- Location: Highway Patrol Department 975 US Highway 290 Brenham, Texas, US
- Date: April 12, 2024
- Attack type: Vehicle-ramming attack
- Weapon: Semi-trailer truck
- Deaths: 2
- Injured: 12
- Motive: Denial of commercial driver's license (suspected)
- Accused: Clenard Parker

= 2024 Texas Department of Public Safety building truck attack =

Crash in Brenham, Texas

On April 12, 2024, a man crashed a stolen semi-trailer truck into a Texas Department of Public Safety (DPS) office in Brenham, Texas, United States, killing two people and injuring twelve others. The suspect was arrested at the scene and identified as 42-year-old Clenard Parker.

== Attack ==
On the morning of April 12, 2024, Parker allegedly stole a semi-trailer truck from a gas station in Chappell Hill and drove to Brenham, where he was pursued by deputies from the Washington County Sheriff's Office. At around 10:41 a.m., Parker allegedly took a sharp right turn into a DPS office and rammed the truck through its front entrance, resulting in one man's death and the injuring of thirteen others. The truck then reversed from the crash site and appeared to be preparing to strike it again, however authorities at the scene were able to detain the driver.
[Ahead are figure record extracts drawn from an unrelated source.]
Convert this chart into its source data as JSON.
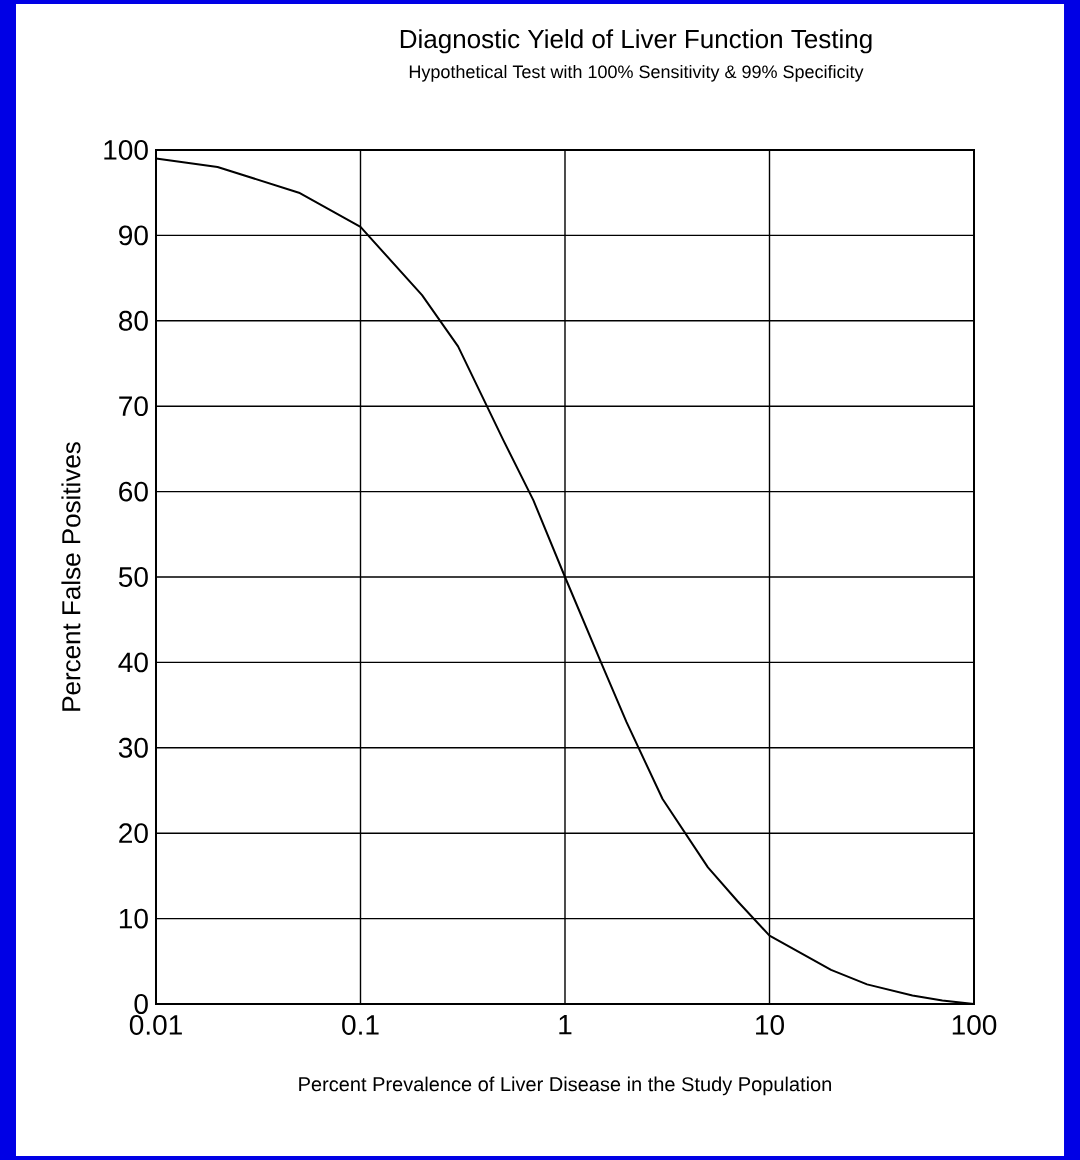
{
  "chart_data": {
    "type": "line",
    "title": "Diagnostic Yield of Liver Function Testing",
    "subtitle": "Hypothetical Test with 100% Sensitivity & 99% Specificity",
    "xlabel": "Percent Prevalence of Liver Disease in the Study Population",
    "ylabel": "Percent False Positives",
    "log": "x",
    "grid": true,
    "marker": "none",
    "line_style": "solid",
    "xlim": [
      0.01,
      100
    ],
    "xticks": [
      0.01,
      0.1,
      1,
      10,
      100
    ],
    "ylim": [
      0,
      100
    ],
    "yticks": [
      0,
      10,
      20,
      30,
      40,
      50,
      60,
      70,
      80,
      90,
      100
    ],
    "series": [
      {
        "color": "#000000",
        "x": [
          0.01,
          0.02,
          0.05,
          0.1,
          0.2,
          0.3,
          0.5,
          0.7,
          1,
          1.5,
          2,
          3,
          5,
          7,
          10,
          20,
          30,
          50,
          70,
          100
        ],
        "values": [
          99,
          98,
          95,
          91,
          83,
          77,
          66,
          59,
          50,
          40,
          33,
          24,
          16,
          12,
          8,
          4,
          2.3,
          1,
          0.4,
          0
        ]
      }
    ]
  }
}
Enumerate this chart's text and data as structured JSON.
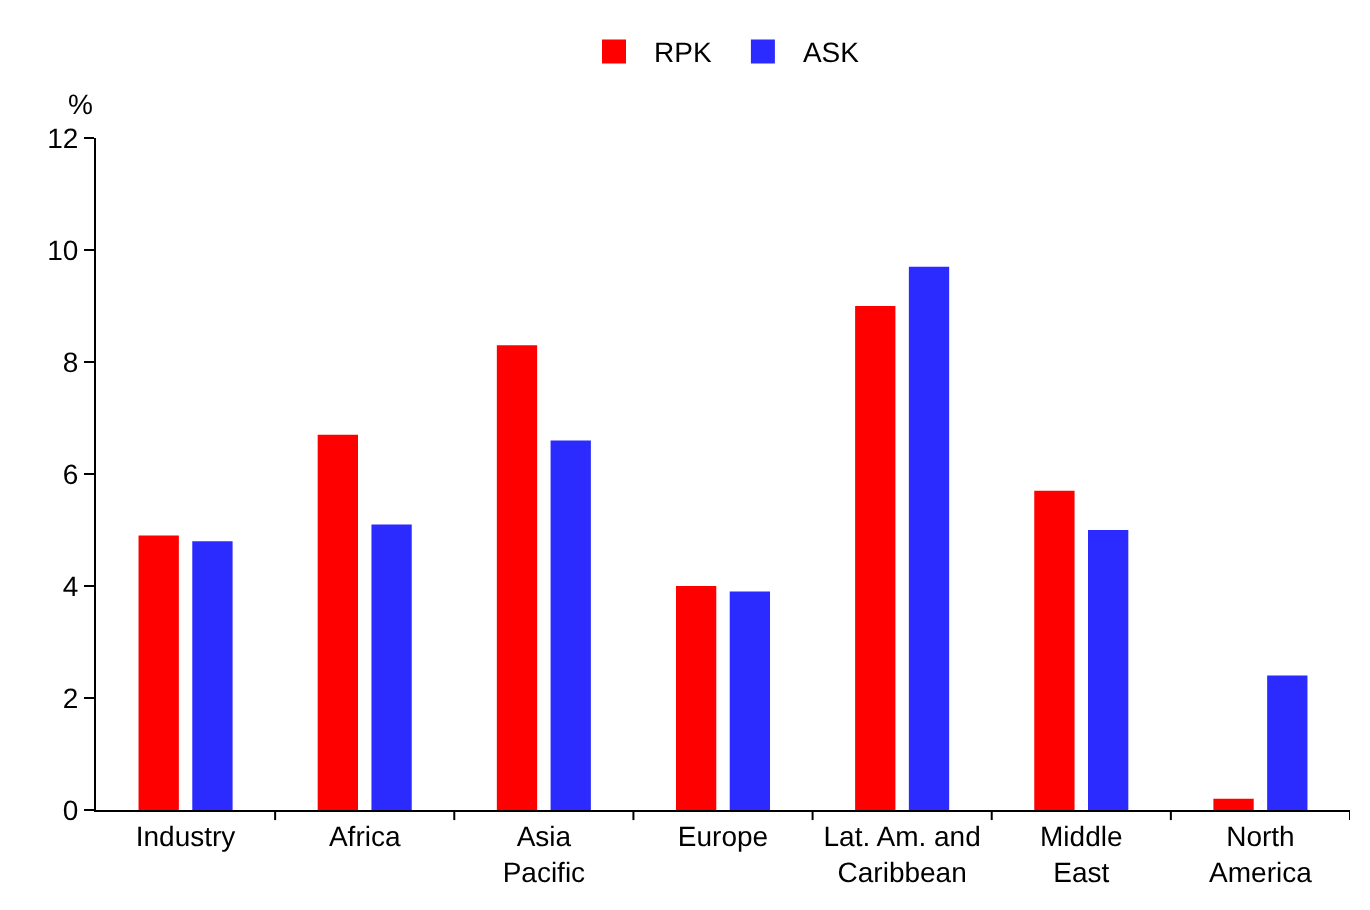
{
  "chart_data": {
    "type": "bar",
    "ylabel": "%",
    "categories": [
      "Industry",
      "Africa",
      "Asia\nPacific",
      "Europe",
      "Lat. Am. and\nCaribbean",
      "Middle\nEast",
      "North\nAmerica"
    ],
    "series": [
      {
        "name": "RPK",
        "color": "#ff0000",
        "values": [
          4.9,
          6.7,
          8.3,
          4.0,
          9.0,
          5.7,
          0.2
        ]
      },
      {
        "name": "ASK",
        "color": "#2b2bff",
        "values": [
          4.8,
          5.1,
          6.6,
          3.9,
          9.7,
          5.0,
          2.4
        ]
      }
    ],
    "ylim": [
      0,
      12
    ],
    "yticks": [
      0,
      2,
      4,
      6,
      8,
      10,
      12
    ],
    "grid": false,
    "legend": "top"
  }
}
Brenham Mayor Atwood Kenjura commented that, according to the fire chief, "if he had veered a little bit to the left the second time, there would have been a collapse of that building." A second person died of her injuries later that month.

== Victims ==
The first deceased victim was identified as 78-year-old Bobby Huff of Giddings, who was triaged via helicopter to St. Joseph Health Regional Hospital in Bryan where he was pronounced dead later the same day. Huff was not an employee of DPS and was at the office for a license renewal. Eight days after the attack, 63-year-old Cheryl Turner of Brenham died from her injuries. Turner's mother-in-law also had to have a leg amputated as a result of the attack.

== Suspect ==
The suspect was identified as 42-year-old Clenard Parker (born July 1981), from Chappell Hill, Texas. Investigators discovered that Parker had visited the office the day before the attack, where he attempted to get his commercial driver's license renewed, but was denied. According to a relative, Parker used to drive semi-trailer trucks. The relative further stated that Parker suffered delusions following a "traumatizing" car accident several years prior to the attack, recalling an incident where Parker believed former U.S. President Donald Trump had once visited his home, when Trump had, in fact, not. Another relative said Parker was living alone in a trailer at the time of the attack, and also stated that Parker suffered from mental illness. Parker has a criminal history of non-violent offenses dating back to 1999, including criminal trespass, arson and a felony prohibited weapons charge.